Gideon shrugs off his jacket, lets it drop. Without intending to, Sophy has set things in motion. Obediently she begins to undo the fastenings at her neck, but he puts his hand over hers to stop her.

“Let’s pretend we’re in the room you painted,” he says.

She doesn’t have a chance to ask what he means. He takes her by the shoulders and pushes her against a wall. Pulls up her skirts. When she cries out, he presses his mouth into hers and feeds her own words back to her. “The walls
will
slide into the floor.” He says this again and again, timing it to his thrusts. Words break into pieces; only fragments reach her ear. “The walls
will
. . . walls
will
. . .” He brings her down to the floor to finish, groaning as he gives the last of what is in him.

Afterward he is too spent to leave her. Sophy puts her arms around him and strokes his back, as best she can, pitying him for his emptiness. They were lower than the beasts tonight. Her spine is a long bruise, every crevice in her body is sore. But something has been planted: she feels instantly and unaccountably strange, her juices muddled like one of Papa’s homemade wines, and yet, lit from within. Mama said she always knew.

Sophy wonders whether the study might be an anteroom to this new world Gideon and Leander are always talking about: the old certainties still in place, but upended. We must go back to go forward, Leander says. Sink low to accomplish our higher purpose. Her eyes, shut all this time, open wide. Above her the ceiling spins—or is it the floor?

CHAPTER 28

____

BRICKS AND MORTAR


A
MIRACLE? HOW MANY TIMES MUST I TELL YOU? YOUR
brother-in-law is a stubborn man, but not beyond reason. All I did was ask him.” Leander flashed his teeth and put the water jug to his lips, his Adam’s apple bobbing as he drank. All morning they had hauled debris from the upper story of James’s house, shedding clothes as they worked, until the July heat drove them downstairs.

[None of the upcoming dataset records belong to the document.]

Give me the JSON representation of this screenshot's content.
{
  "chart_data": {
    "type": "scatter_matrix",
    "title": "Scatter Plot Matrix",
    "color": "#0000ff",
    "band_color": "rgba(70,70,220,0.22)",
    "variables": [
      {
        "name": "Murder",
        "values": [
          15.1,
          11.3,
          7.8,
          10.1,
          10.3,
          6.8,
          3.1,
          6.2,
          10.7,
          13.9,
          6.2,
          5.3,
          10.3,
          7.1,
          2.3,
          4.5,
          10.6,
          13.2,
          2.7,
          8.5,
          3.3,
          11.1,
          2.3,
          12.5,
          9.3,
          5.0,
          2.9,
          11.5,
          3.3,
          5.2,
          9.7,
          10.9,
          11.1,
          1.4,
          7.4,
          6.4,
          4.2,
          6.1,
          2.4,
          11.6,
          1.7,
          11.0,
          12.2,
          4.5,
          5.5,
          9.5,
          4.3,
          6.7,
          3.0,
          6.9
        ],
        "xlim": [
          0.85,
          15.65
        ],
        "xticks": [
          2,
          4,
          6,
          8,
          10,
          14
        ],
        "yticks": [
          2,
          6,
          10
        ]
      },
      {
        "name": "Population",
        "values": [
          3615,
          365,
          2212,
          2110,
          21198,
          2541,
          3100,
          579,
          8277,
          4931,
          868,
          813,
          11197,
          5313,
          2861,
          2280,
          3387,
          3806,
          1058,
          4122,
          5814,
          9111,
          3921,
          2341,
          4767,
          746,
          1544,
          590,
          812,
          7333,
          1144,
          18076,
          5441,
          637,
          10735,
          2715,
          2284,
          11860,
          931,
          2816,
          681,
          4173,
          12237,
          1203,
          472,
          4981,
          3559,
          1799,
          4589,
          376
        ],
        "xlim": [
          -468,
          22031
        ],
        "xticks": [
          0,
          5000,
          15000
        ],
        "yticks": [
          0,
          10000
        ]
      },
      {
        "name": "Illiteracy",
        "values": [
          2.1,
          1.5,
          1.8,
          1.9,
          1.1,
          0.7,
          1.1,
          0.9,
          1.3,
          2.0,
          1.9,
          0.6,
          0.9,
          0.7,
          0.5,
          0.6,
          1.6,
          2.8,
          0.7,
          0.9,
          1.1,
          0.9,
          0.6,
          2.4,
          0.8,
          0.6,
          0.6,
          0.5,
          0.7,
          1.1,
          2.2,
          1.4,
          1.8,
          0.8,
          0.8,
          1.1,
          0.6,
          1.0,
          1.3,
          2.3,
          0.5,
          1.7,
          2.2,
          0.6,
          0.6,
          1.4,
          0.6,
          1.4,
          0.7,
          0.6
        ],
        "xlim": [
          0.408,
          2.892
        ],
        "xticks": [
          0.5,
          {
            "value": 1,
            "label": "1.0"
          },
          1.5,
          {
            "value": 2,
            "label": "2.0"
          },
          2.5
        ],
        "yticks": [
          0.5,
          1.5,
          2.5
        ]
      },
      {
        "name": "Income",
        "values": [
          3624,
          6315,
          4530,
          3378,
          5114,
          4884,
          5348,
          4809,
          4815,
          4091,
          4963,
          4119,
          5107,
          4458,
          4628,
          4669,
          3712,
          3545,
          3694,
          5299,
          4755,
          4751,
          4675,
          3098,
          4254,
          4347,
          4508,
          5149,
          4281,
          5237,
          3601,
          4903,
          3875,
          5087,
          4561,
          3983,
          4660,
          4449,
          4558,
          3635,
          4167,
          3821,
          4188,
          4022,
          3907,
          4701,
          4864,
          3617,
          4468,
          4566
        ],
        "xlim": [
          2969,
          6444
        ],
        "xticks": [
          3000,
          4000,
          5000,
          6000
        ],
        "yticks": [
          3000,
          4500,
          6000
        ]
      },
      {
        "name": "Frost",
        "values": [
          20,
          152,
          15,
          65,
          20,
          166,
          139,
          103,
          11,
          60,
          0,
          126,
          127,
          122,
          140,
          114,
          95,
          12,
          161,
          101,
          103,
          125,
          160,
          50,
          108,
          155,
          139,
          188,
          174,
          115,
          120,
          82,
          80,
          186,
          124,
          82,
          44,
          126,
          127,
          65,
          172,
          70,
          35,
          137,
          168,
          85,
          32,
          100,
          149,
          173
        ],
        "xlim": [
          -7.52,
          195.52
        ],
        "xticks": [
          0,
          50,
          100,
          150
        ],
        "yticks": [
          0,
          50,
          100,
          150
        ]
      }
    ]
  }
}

They had been laboring for weeks to make the main floor habitable: white-washing the walls, putting glass in the windows, sanding the floors. Micah had been enlisted to make doors and had promised to construct mantels for the parlor and dining room before the cold weather set in. Leander’s pupil, Lem, had been hired out to a neighboring farmer, but came when he could to help his true master with heavier tasks, and to work outside. The soil was rutted and full of stones, not yet fit for planting, and, as Leander pointed out, who ever heard of an Eden without a garden?

“Now, if I were a true miracle worker,” Leander said, “I could solve the problem of the nursery. I really thought the attic might do. I saw it lined with bright quilts to cheer a baby’s eye, sunlight and birdsong pouring through the little window. But sound will float up, and the extremes of temperature might be too much. We mustn’t risk the little one’s health.”

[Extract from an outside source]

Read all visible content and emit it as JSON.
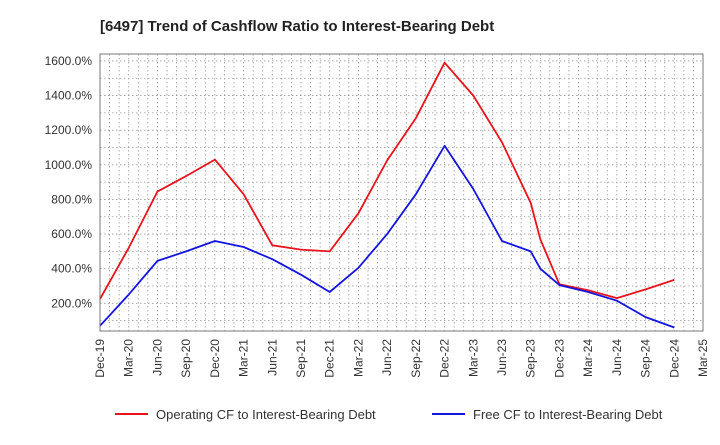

“Miracles are ordinary life for you. You’ll wave your wand, and mumble a spell or two, and the answer will come to you.” Gideon spoke with more confidence than he felt. Leander’s mention of the baby as a creature affected by heat and cold made him uneasy.

Without a shirt his friend looked even more massive—the sort of genial giant who could conquer a small country with a toothy smile and a few deft twists of an iron girder. For such a colossus, persuading a haunted man to relax his grip on the seat and symbol of his heartbreak would be no great matter. Still, Gideon never ceased to marvel that they were at rest in the same room they’d broken into months before—this time with the assent of the builder. Landlord now: James professed indifference to the house’s fate, but had allowed himself to be convinced of the virtue of collecting rent. The money, for the time being, would come from Leander. He was as vague about its origins as the Reverend had been about his business in the city. “Since you persist in calling me a magician, let me do this one trick,” he’d said when Gideon protested. “Turn a pile of paper notes into a roof and walls. A home for our dream.”